Unfortunately, after testing the 10-foot loop, I found out that with my high-voltage tuning capacitor, the antenna was resonant from around 9250 to 20850 kHz. A nice range, but would only get me SSB access on 17 and 20 meters, and 17 doesn’t count for this contest. (60, 30, 17, and 12 meters are considered off-limits for contests). I really wanted to have options on two bands with the antenna, so I used this on-line calculator to figure out something optimized for both the 20- and 40-meter bands. This ended up being a 15-foot circumference loop made out of 1/4″ copper coil pipe, which is much easier to bend than the 1/2″ pipe I used for the 10-foot loop.
I didn’t buy the 1/4″ copper coil until Friday after work, and didn’t make much progress that night.
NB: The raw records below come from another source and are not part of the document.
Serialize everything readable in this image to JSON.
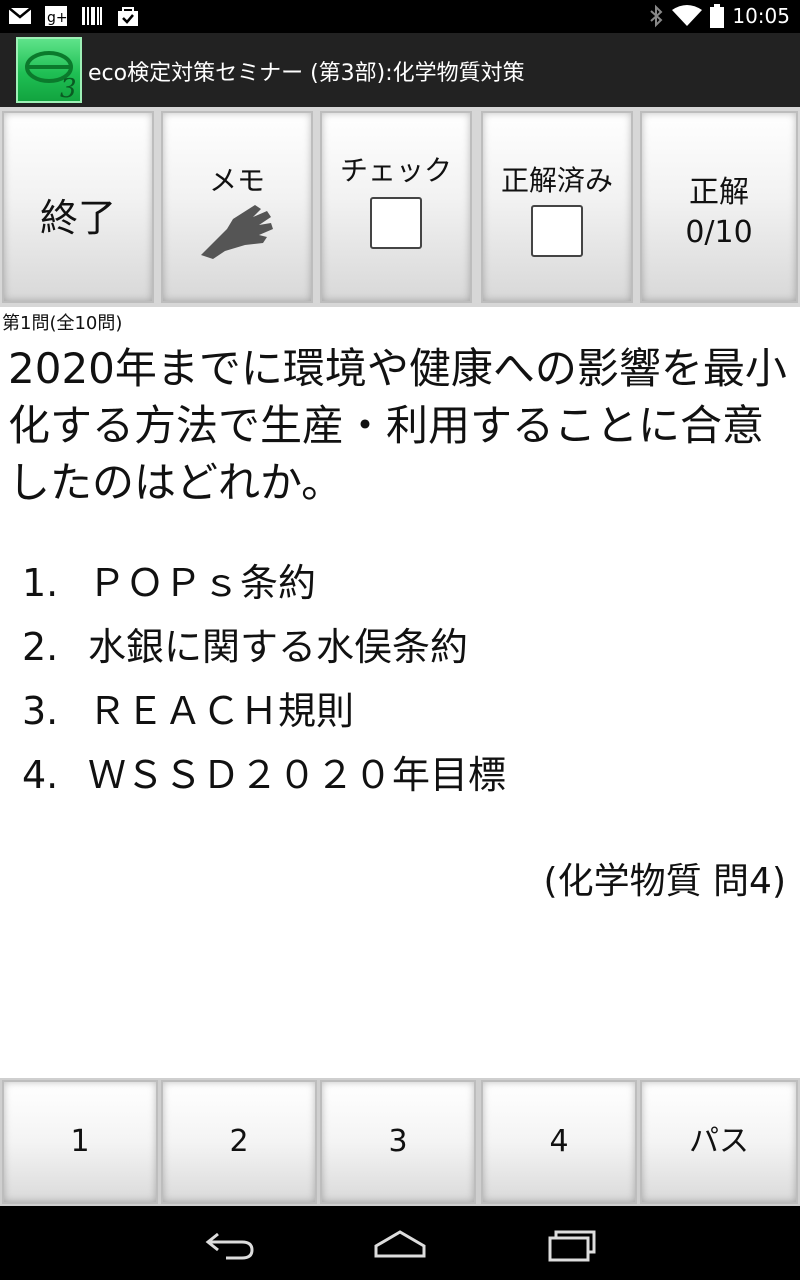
{
  "status_bar": {
    "time": "10:05",
    "left_icons": [
      "gmail-icon",
      "google-plus-icon",
      "barcode-icon",
      "shopping-bag-icon"
    ],
    "right_icons": [
      "bluetooth-icon",
      "wifi-icon",
      "battery-icon"
    ]
  },
  "app": {
    "title": "eco検定対策セミナー (第3部):化学物質対策",
    "icon_digit": "3"
  },
  "toolbar": {
    "end_label": "終了",
    "memo_label": "メモ",
    "check_label": "チェック",
    "answered_label": "正解済み",
    "correct_label": "正解",
    "correct_count": "0/10"
  },
  "question": {
    "number": "第1問(全10問)",
    "text": "2020年までに環境や健康への影響を最小化する方法で生産・利用することに合意したのはどれか。",
    "choices": [
      {
        "num": "1.",
        "text": "ＰＯＰｓ条約"
      },
      {
        "num": "2.",
        "text": "水銀に関する水俣条約"
      },
      {
        "num": "3.",
        "text": "ＲＥＡＣＨ規則"
      },
      {
        "num": "4.",
        "text": "ＷＳＳＤ２０２０年目標"
      }
    ],
    "source": "(化学物質 問4)"
  },
  "answer_buttons": [
    "1",
    "2",
    "3",
    "4",
    "パス"
  ],
  "colors": {
    "accent_green": "#1fbf54",
    "title_bar": "#222222",
    "status_bar": "#000000"
  }
}
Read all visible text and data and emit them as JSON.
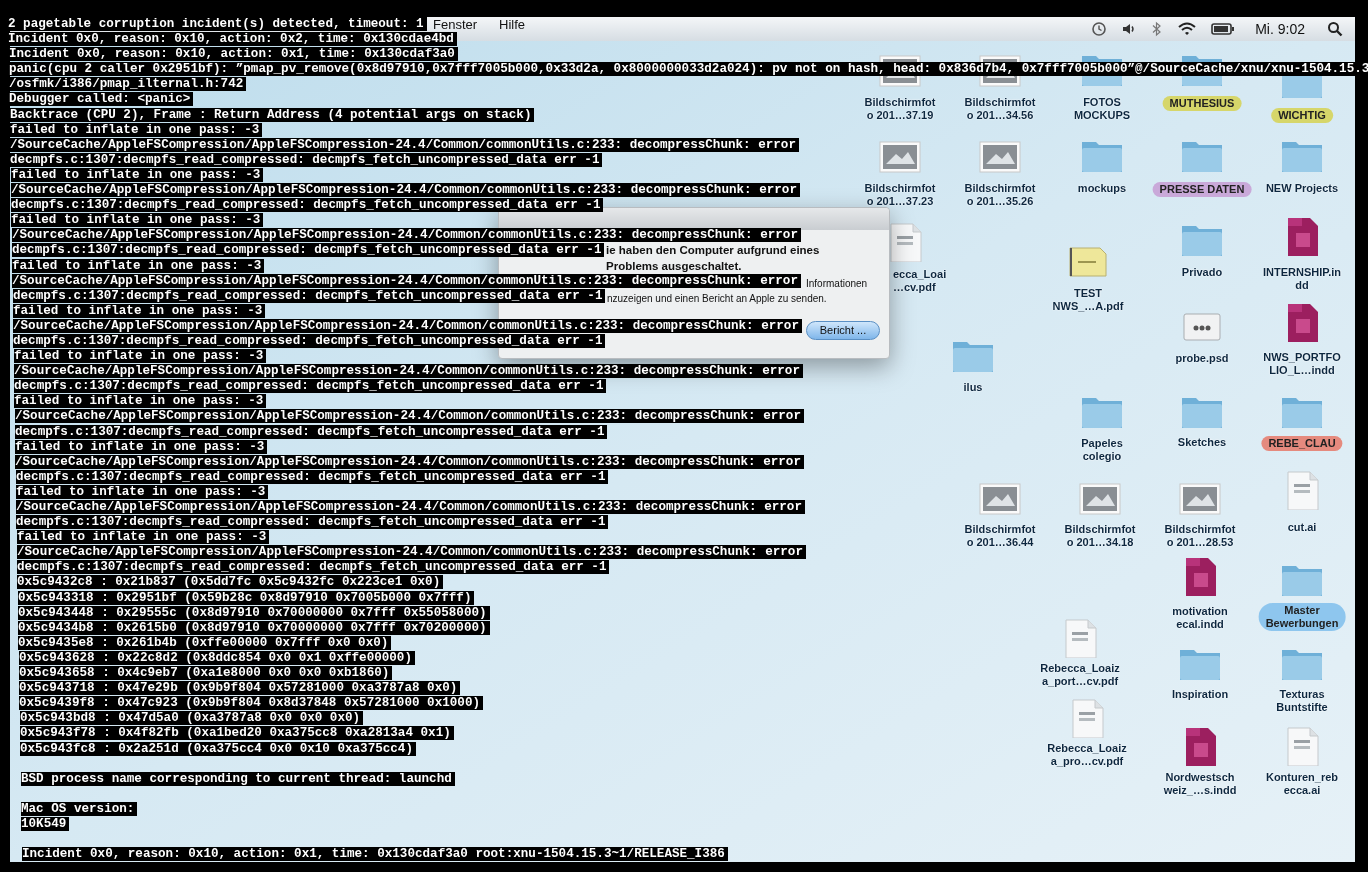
{
  "console": {
    "lines": [
      {
        "text": "2 pagetable corruption incident(s) detected, timeout: 1"
      },
      {
        "text": "Incident 0x0, reason: 0x10, action: 0x2, time: 0x130cdae4bd"
      },
      {
        "text": "Incident 0x0, reason: 0x10, action: 0x1, time: 0x130cdaf3a0"
      },
      {
        "text": "panic(cpu 2 caller 0x2951bf): ”pmap_pv_remove(0x8d97910,0x7fff7005b000,0x33d2a, 0x8000000033d2a024): pv not on hash, head: 0x836d7b4, 0x7fff7005b000”@/SourceCache/xnu/xnu-1504.15.3"
      },
      {
        "text": "/osfmk/i386/pmap_ilternal.h:742"
      },
      {
        "text": "Debugger called: <panic>"
      },
      {
        "text": "Backtrace (CPU 2), Frame : Return Address (4 potential args on stack)"
      },
      {
        "text": "failed to inflate in one pass: -3"
      },
      {
        "text": "/SourceCache/AppleFSCompression/AppleFSCompression-24.4/Common/commonUtils.c:233: decompressChunk: error"
      },
      {
        "text": "decmpfs.c:1307:decmpfs_read_compressed: decmpfs_fetch_uncompressed_data err -1"
      },
      {
        "text": "failed to inflate in one pass: -3"
      },
      {
        "text": "/SourceCache/AppleFSCompression/AppleFSCompression-24.4/Common/commonUtils.c:233: decompressChunk: error"
      },
      {
        "text": "decmpfs.c:1307:decmpfs_read_compressed: decmpfs_fetch_uncompressed_data err -1"
      },
      {
        "text": "failed to inflate in one pass: -3"
      },
      {
        "text": "/SourceCache/AppleFSCompression/AppleFSCompression-24.4/Common/commonUtils.c:233: decompressChunk: error"
      },
      {
        "text": "decmpfs.c:1307:decmpfs_read_compressed: decmpfs_fetch_uncompressed_data err -1"
      },
      {
        "text": "failed to inflate in one pass: -3"
      },
      {
        "text": "/SourceCache/AppleFSCompression/AppleFSCompression-24.4/Common/commonUtils.c:233: decompressChunk: error"
      },
      {
        "text": "decmpfs.c:1307:decmpfs_read_compressed: decmpfs_fetch_uncompressed_data err -1"
      },
      {
        "text": "failed to inflate in one pass: -3"
      },
      {
        "text": "/SourceCache/AppleFSCompression/AppleFSCompression-24.4/Common/commonUtils.c:233: decompressChunk: error"
      },
      {
        "text": "decmpfs.c:1307:decmpfs_read_compressed: decmpfs_fetch_uncompressed_data err -1"
      },
      {
        "text": "failed to inflate in one pass: -3"
      },
      {
        "text": "/SourceCache/AppleFSCompression/AppleFSCompression-24.4/Common/commonUtils.c:233: decompressChunk: error"
      },
      {
        "text": "decmpfs.c:1307:decmpfs_read_compressed: decmpfs_fetch_uncompressed_data err -1"
      },
      {
        "text": "failed to inflate in one pass: -3"
      },
      {
        "text": "/SourceCache/AppleFSCompression/AppleFSCompression-24.4/Common/commonUtils.c:233: decompressChunk: error"
      },
      {
        "text": "decmpfs.c:1307:decmpfs_read_compressed: decmpfs_fetch_uncompressed_data err -1"
      },
      {
        "text": "failed to inflate in one pass: -3"
      },
      {
        "text": "/SourceCache/AppleFSCompression/AppleFSCompression-24.4/Common/commonUtils.c:233: decompressChunk: error"
      },
      {
        "text": "decmpfs.c:1307:decmpfs_read_compressed: decmpfs_fetch_uncompressed_data err -1"
      },
      {
        "text": "failed to inflate in one pass: -3"
      },
      {
        "text": "/SourceCache/AppleFSCompression/AppleFSCompression-24.4/Common/commonUtils.c:233: decompressChunk: error"
      },
      {
        "text": "decmpfs.c:1307:decmpfs_read_compressed: decmpfs_fetch_uncompressed_data err -1"
      },
      {
        "text": "failed to inflate in one pass: -3"
      },
      {
        "text": "/SourceCache/AppleFSCompression/AppleFSCompression-24.4/Common/commonUtils.c:233: decompressChunk: error"
      },
      {
        "text": "decmpfs.c:1307:decmpfs_read_compressed: decmpfs_fetch_uncompressed_data err -1"
      },
      {
        "text": "0x5c9432c8 : 0x21b837 (0x5dd7fc 0x5c9432fc 0x223ce1 0x0)"
      },
      {
        "text": "0x5c943318 : 0x2951bf (0x59b28c 0x8d97910 0x7005b000 0x7fff)"
      },
      {
        "text": "0x5c943448 : 0x29555c (0x8d97910 0x70000000 0x7fff 0x55058000)"
      },
      {
        "text": "0x5c9434b8 : 0x2615b0 (0x8d97910 0x70000000 0x7fff 0x70200000)"
      },
      {
        "text": "0x5c9435e8 : 0x261b4b (0xffe00000 0x7fff 0x0 0x0)"
      },
      {
        "text": "0x5c943628 : 0x22c8d2 (0x8ddc854 0x0 0x1 0xffe00000)"
      },
      {
        "text": "0x5c943658 : 0x4c9eb7 (0xa1e8000 0x0 0x0 0xb1860)"
      },
      {
        "text": "0x5c943718 : 0x47e29b (0x9b9f804 0x57281000 0xa3787a8 0x0)"
      },
      {
        "text": "0x5c9439f8 : 0x47c923 (0x9b9f804 0x8d37848 0x57281000 0x1000)"
      },
      {
        "text": "0x5c943bd8 : 0x47d5a0 (0xa3787a8 0x0 0x0 0x0)"
      },
      {
        "text": "0x5c943f78 : 0x4f82fb (0xa1bed20 0xa375cc8 0xa2813a4 0x1)"
      },
      {
        "text": "0x5c943fc8 : 0x2a251d (0xa375cc4 0x0 0x10 0xa375cc4)"
      },
      {
        "kind": "blank"
      },
      {
        "text": "BSD process name corresponding to current thread: launchd"
      },
      {
        "kind": "blank"
      },
      {
        "text": "Mac OS version:"
      },
      {
        "text": "10K549"
      },
      {
        "kind": "blank"
      },
      {
        "text": "Incident 0x0, reason: 0x10, action: 0x1, time: 0x130cdaf3a0 root:xnu-1504.15.3~1/RELEASE_I386"
      }
    ]
  },
  "menu_bar": {
    "menus": [
      "Fenster",
      "Hilfe"
    ],
    "clock": "Mi. 9:02"
  },
  "alert": {
    "lines": [
      {
        "kind": "heading",
        "text": "ie haben den Computer aufgrund eines"
      },
      {
        "kind": "heading",
        "text": "Problems ausgeschaltet."
      },
      {
        "kind": "body",
        "text": "Informationen"
      },
      {
        "kind": "body",
        "text": "nzuzeigen und einen Bericht an Apple zu senden."
      }
    ],
    "button": "Bericht ..."
  },
  "desktop_icons": [
    {
      "kind": "screenshot",
      "label": [
        "Bildschirmfot",
        "o 201…37.19"
      ]
    },
    {
      "kind": "screenshot",
      "label": [
        "Bildschirmfot",
        "o 201…34.56"
      ]
    },
    {
      "kind": "folder",
      "label": [
        "FOTOS",
        "MOCKUPS"
      ]
    },
    {
      "kind": "folder",
      "label": [
        "MUTHESIUS"
      ],
      "color": "#d6d66a"
    },
    {
      "kind": "folder",
      "label": [
        "WICHTIG"
      ],
      "color": "#d6d66a"
    },
    {
      "kind": "screenshot",
      "label": [
        "Bildschirmfot",
        "o 201…37.23"
      ]
    },
    {
      "kind": "screenshot",
      "label": [
        "Bildschirmfot",
        "o 201…35.26"
      ]
    },
    {
      "kind": "folder",
      "label": [
        "mockups"
      ]
    },
    {
      "kind": "folder",
      "label": [
        "PRESSE DATEN"
      ],
      "color": "#c9a9d9"
    },
    {
      "kind": "folder",
      "label": [
        "NEW Projects"
      ]
    },
    {
      "kind": "document",
      "label": [
        "ecca_Loai",
        "…cv.pdf"
      ]
    },
    {
      "kind": "note",
      "label": [
        "TEST",
        "NWS_…A.pdf"
      ]
    },
    {
      "kind": "folder",
      "label": [
        "Privado"
      ]
    },
    {
      "kind": "indesign",
      "label": [
        "INTERNSHIP.in",
        "dd"
      ]
    },
    {
      "kind": "folder",
      "label": [
        "ilus"
      ]
    },
    {
      "kind": "photoshop",
      "label": [
        "probe.psd"
      ]
    },
    {
      "kind": "indesign",
      "label": [
        "NWS_PORTFO",
        "LIO_L…indd"
      ]
    },
    {
      "kind": "folder",
      "label": [
        "Papeles",
        "colegio"
      ]
    },
    {
      "kind": "folder",
      "label": [
        "Sketches"
      ]
    },
    {
      "kind": "folder",
      "label": [
        "REBE_CLAU"
      ],
      "color": "#e58a7e"
    },
    {
      "kind": "screenshot",
      "label": [
        "Bildschirmfot",
        "o 201…36.44"
      ]
    },
    {
      "kind": "screenshot",
      "label": [
        "Bildschirmfot",
        "o 201…34.18"
      ]
    },
    {
      "kind": "screenshot",
      "label": [
        "Bildschirmfot",
        "o 201…28.53"
      ]
    },
    {
      "kind": "document",
      "label": [
        "cut.ai"
      ]
    },
    {
      "kind": "indesign",
      "label": [
        "motivation",
        "ecal.indd"
      ]
    },
    {
      "kind": "folder",
      "label": [
        "Master",
        "Bewerbungen"
      ],
      "color": "#8ec6ee"
    },
    {
      "kind": "document",
      "label": [
        "Rebecca_Loaiz",
        "a_port…cv.pdf"
      ]
    },
    {
      "kind": "folder",
      "label": [
        "Inspiration"
      ]
    },
    {
      "kind": "folder",
      "label": [
        "Texturas",
        "Buntstifte"
      ]
    },
    {
      "kind": "document",
      "label": [
        "Rebecca_Loaiz",
        "a_pro…cv.pdf"
      ]
    },
    {
      "kind": "indesign",
      "label": [
        "Nordwestsch",
        "weiz_…s.indd"
      ]
    },
    {
      "kind": "document",
      "label": [
        "Konturen_reb",
        "ecca.ai"
      ]
    }
  ]
}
Finally, Saturday evening I had a chance to get this all together. Once I put together this loop, I ran it through my miniVNA Pro, getting it to resonate from 6700 to 15000 kHz. That very nicely covers 20 and 40 meters, with not a lot of extra at the high and low end. The problem is that when testing this indoors I was having trouble getting an SWR better than 3:1 using what is supposed to be the nominal coupling loop, 1/5th of the size of the main loop. I went to a loop 1/3rd the size, and that got the SWR below 1.5:1.
However, once I put the antenna up and tested the SWR, I was back to 3:1 again. It was already 2am, and I contemplated quitting at that point. But, I realized that I should go back to the standard 1/5th-size coupling loop and that got the SWR back to 1.05:1 at resonance. With that in place, I decided that since I was up, I should go ahead and see if I could take advantage of the overnight 40-meter propagation.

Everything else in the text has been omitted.